MICHEL TREMBLAY EN RENÉGAT

Ce Tremblay qui déclare abandonner la cause nationale québécoise, un dimanche (au bord de sa piscine en Floride ?), est-il devenu un renégat ? Non. Même pas. Dès les débuts de notre combat et jusqu’à aujourd’hui , l’écrivain Tremblay était absent de la lutte. Jamais on n’a pu lire une phrase, un mot, dans ses interviews, aucun quelconque appui de sa part, à notre bataille pour l’indépendance. Son silence compacte montrait-il la prudence d’un carriériste (surdoué certes). L’argent, dit-il, est une chose horrible. Mais allez lire « Art, argent et arrangement » de Robert Yergeau aux Éditions David. Vous découvrirez tout l’argent quémandé et obtenu en maintes subventions d’Ottawa. Une petite fortune. Tremblay acceptait même de confier toutes ses archives à Ottawa qui offre bien davantage d’argent et de crédits d’impôts, plutôt qu’à notre a BN de Québec. Sa futile déclaration d’abandon illustre et un narcissique besoin de neutralité égocentrique et aussi un retour d’ascenseur à Ottawa ?

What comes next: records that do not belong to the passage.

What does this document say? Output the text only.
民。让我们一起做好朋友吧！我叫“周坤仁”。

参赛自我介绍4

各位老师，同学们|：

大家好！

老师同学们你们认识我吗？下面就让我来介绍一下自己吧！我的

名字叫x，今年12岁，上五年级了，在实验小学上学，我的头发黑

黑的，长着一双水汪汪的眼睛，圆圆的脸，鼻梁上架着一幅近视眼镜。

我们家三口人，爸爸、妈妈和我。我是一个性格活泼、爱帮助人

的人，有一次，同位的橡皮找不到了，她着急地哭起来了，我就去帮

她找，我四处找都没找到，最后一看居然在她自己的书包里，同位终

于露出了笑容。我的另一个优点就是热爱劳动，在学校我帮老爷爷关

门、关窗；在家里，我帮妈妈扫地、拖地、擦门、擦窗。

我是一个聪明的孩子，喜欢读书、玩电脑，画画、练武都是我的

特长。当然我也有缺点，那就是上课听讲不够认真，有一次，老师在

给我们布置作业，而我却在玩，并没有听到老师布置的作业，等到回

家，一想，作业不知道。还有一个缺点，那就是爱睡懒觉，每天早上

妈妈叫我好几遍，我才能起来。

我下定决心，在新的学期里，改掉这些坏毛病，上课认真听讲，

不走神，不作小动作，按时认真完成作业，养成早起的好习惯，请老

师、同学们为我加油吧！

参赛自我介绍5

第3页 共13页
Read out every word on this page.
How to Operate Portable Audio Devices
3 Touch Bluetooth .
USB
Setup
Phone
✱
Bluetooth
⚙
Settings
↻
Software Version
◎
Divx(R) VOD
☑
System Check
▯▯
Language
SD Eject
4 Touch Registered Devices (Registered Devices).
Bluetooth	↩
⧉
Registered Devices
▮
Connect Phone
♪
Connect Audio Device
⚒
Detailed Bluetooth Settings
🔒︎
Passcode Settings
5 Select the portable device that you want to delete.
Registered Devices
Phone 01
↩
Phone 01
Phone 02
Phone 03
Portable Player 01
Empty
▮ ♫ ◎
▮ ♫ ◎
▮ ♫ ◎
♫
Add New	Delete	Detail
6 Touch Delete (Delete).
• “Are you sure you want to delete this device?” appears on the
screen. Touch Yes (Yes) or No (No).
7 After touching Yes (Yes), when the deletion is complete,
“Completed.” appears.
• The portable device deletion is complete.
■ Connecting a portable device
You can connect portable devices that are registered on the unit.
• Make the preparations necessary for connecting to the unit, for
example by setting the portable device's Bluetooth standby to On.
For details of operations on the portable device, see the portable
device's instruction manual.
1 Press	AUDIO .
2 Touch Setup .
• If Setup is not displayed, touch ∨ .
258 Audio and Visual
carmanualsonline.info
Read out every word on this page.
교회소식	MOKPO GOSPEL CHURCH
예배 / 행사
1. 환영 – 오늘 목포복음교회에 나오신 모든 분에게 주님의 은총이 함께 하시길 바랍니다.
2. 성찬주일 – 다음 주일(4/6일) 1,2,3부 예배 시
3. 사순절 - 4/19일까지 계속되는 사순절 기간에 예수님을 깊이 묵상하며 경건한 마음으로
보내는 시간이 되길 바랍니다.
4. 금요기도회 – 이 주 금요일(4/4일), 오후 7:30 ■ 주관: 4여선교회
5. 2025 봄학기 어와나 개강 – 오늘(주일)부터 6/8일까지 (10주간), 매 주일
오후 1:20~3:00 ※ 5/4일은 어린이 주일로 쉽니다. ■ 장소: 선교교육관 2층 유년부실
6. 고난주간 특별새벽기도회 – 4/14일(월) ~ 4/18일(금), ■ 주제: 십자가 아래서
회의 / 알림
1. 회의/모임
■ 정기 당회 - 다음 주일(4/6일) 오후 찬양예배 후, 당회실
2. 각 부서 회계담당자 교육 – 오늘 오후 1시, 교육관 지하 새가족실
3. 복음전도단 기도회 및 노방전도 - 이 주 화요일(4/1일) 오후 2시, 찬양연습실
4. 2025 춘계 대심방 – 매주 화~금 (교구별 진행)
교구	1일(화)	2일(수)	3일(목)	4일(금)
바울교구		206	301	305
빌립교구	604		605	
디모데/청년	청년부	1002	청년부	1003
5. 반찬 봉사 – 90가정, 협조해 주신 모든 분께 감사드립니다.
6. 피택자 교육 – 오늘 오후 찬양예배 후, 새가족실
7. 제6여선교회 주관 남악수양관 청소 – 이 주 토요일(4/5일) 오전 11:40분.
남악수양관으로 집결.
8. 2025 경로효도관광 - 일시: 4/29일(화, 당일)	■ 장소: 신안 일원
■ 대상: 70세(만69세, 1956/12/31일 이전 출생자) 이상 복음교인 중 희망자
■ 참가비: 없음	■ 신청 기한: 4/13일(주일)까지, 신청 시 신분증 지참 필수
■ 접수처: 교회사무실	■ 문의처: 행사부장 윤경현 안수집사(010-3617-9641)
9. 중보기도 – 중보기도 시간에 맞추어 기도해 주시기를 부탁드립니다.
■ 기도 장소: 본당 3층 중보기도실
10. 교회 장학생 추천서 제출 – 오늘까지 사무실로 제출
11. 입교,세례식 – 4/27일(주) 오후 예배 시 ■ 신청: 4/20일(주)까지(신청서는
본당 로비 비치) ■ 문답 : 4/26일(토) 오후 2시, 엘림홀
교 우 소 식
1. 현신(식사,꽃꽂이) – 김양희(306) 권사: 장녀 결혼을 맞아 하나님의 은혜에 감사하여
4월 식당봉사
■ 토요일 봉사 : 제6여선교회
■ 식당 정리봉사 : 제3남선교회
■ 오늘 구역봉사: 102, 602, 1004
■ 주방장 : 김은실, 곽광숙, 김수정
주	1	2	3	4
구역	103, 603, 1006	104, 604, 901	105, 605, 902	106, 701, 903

Comme citoyen, Tremblay est resté enfermé dans le vieux carcan d’antan, absolument interné dans l’époque du cléricalisme catho qui nous prêchait la méfiance de l’argent. Mon pauvre Michel romantique, tu te trompes et il faut espérer que l’argent sera un sujet de réflexion important chez les indépendantistes. Comme il l’était chez des Parizeau ou Landry, des économistes. Même le vieux savant Karl Marx savait son importance. Je recommanderais au tout nouveau chef André Boisclair de lire très attentivement « Éloge de la richesse » d’Alain Dubuc qui parle vrai en maints chapitres, fait mentir les attardés de « la haine de l’argent ». Le Tremblay devenu riche, le méritant bien, débarrassé du souci commun, vient ainsi de se ghettoïser misérablement. « Look who’s talking ? », dit New York. L’argent, Tremblay l’a maintenant mais ce serait mauvais pour le peuple. Installé dans son luxueux confort, bien mérité encore une fois, il fait mine de cracher sur l’argent. On se croirait en 1945 sous Duplessis quand « La grosse femme » et ses rejetons méprisaient l’argent, source de tous les maux ! Car mon Michel déclare : « La société québécoise est en train de perdre son âme », oh la la ! Vieux sermon connu du temps des curés en Buick en très chics presbytères ! Son tout frais « coup de jarnac » à la souveraineté fait pitié et on a envie de le recouvrir du « manteau de Noé » par compassion tant l’on admire son œuvre. Son infantile réflexion politique est d’une immaturité crasse. Retourné sous ses palmiers de Key West, croquant dans du « lime pie », Michel songera qu’il aurait dû garder le silence politique qui le caractérisait.

Claude Jasmin
Écrivain
Sainte-Adèle

9 réponses sur “MICHEL TREMBLAY EN RENÉGAT”

  1. Cher Claude Jasmin,
    Je vous envoie en copier/coller la partie de la lettre que j’écrivais à VLB, hier après-midi, consacré à ce propos, Elle démontre que malgré nos quelques divergences, nous nous rejoignons sur le fond des choses.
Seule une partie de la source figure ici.